Sumber kayu bergeser

Selama delapan tahun terakhir (2005-2013), pemenuhan bahan baku dari hutan alam untuk industri kayu berkapasitas produksi di 6.000 m3/tahun memang cenderung turun, yakni dari 20,5 juta m3 pada 2005 menjadi 5,54 juta m3 pada 2013.

Di sisi lain, pemenuhan bahan baku dari hutan tanaman memperlihatkan peningkatan yang cukup signifikan, yakni dari sebesar 11,2 juta m3 pada 2005 menjadi 39,80 juta m3 pada 2013.

Seiring dengan pergeseran sumber bahan baku dari kayu hutan alam menjadi kayu hutan tanaman, jumlah industri kehutanan semakin meningkat. Sampai 2013, jumlah industri primer hasil hutan kayu berkapasitas produksi di atas 6.000 m3/tahun mencapai 375 unit, dengan penyerapan tenaga kerja 282.878 orang serta nilai investasi Rp54,9 triliun.

Pemanfaatan kayu hutan alam memang tak bisa ditinggalkan sepenuhnya. Pasalnya, kayu hutan alam memiliki corak yang khas yang dimanfaatkan untuk lapisan face-back pada produk kayu lapis. “Untuk lapisan core-nya cukup pakai kayu tanaman, seperti sengon, jabon, atau gmelina,” ujar Hilman.

Berkembangnya industri berbasis kayu tanaman juga didukung kebijakan untuk operasionalisasi industrinya. Salah satunya adalah penerapan kebijakan outsourcing bagi industri pengolahan kayu, khususnya untuk kayu tanaman dari hutan rakyat. Dengan pola tersebut, maka proses produksi kayu olahan bersifat tailored dengan output diperluas dalam bentuk secondary process plywood dan laminated veneer lumber.

Kebijakan lain yang juga sudah diterapkan adalah kemudahan dalam pemanfaatan kayu rakyat, di mana pengangkutannya cukup menggunakan Surat Keterangan Asal Usul (SKAU) dan nota angkutan.

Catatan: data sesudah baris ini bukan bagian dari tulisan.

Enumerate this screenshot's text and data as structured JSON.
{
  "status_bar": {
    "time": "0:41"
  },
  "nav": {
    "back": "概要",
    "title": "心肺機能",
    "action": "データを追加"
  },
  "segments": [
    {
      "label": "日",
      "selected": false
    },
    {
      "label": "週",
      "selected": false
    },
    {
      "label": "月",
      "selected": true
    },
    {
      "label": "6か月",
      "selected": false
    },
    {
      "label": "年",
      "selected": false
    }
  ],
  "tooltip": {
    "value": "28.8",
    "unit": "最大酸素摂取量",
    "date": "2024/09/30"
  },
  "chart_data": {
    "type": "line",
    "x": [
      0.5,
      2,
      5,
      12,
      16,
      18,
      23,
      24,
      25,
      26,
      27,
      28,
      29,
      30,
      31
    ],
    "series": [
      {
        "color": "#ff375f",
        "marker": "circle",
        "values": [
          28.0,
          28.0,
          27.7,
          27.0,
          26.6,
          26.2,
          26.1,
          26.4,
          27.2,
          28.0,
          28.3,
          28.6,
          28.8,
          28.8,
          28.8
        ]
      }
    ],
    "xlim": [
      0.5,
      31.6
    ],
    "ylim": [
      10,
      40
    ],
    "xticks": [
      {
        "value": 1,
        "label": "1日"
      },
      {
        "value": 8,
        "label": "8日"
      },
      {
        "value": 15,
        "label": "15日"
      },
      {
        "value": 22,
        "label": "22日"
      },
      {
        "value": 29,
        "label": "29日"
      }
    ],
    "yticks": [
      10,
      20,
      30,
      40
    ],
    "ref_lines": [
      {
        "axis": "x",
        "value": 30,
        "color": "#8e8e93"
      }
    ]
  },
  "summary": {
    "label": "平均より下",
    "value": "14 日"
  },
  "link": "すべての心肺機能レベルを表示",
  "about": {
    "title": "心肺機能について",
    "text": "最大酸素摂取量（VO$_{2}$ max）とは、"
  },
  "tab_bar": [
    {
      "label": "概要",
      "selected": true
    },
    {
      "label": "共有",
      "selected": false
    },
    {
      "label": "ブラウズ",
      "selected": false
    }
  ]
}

Hasilnya, adalah bergeraknya ekonomi masyarakat pedesaan. Selain itu, tutupan hutan juga bisa ditingkatkan dari perluasan hutan rakyat. Dia mengungkapkan, berdasarkan estimasi potensi hutan tanaman di lahan milik masyarakat kini sudah mencapai luas 3,5 juta hektare (ha).

Kemitraan

Agar industri kehutanan nasional semakin tangguh, pemerintah juga terus mendorong terjalinnya kemitraan antara industri dengan masyarakat. Ini sekaligus untuk meningkatkan daya saing industri kehutanan nasional dengan memperkuat kemitraan bersama masyarakat.

Masyarakat yang mengelola hutan tanaman dengan skema hutan rakyat bisa menjadi pemasok bahan baku yang berkelanjutan. Di sisi lain, pola tersebut juga secara langsung bisa meningkatkan perekonomian masyarakat dan berdampak kepada membaiknya lingkungan karena tumbuhnya hutan rakyat.

Bentuk kemitraan yang sederhana bisa berupa pembagian bibit gratis dan pemberian bimbingan budidaya pohon yang baik. Tapi kemitraan harus terus ditingkatkan kualitasnya dengan melakukan penguatan kelembagaan dan kemampuan SDM masyarakat yang menjadi mitra. Industri diminta membantu masyarakat untuk memperoleh sertifikat legalitas kayu (SLK) yang bisa memperluas pasar bagi kedua belah pihak.

Setiap tahun pemerintah mendorong terbangunnya hutan rakyat kemitraan seluas 50.000 ha. “Dengan strategi kemitraan yang saling menguntungkan antara para pelaku usaha, seperti Kelompok Tani, Pengelola Hutan Rakyat, Industri Kehutanan berbasis kayu rakyat, pedagang lokal dan eksportir yang didukung Pemerintah Daerah, dapat menjamin kontinyuitas pasokan kayu dan hutan tetap lestari,” kata Hilman.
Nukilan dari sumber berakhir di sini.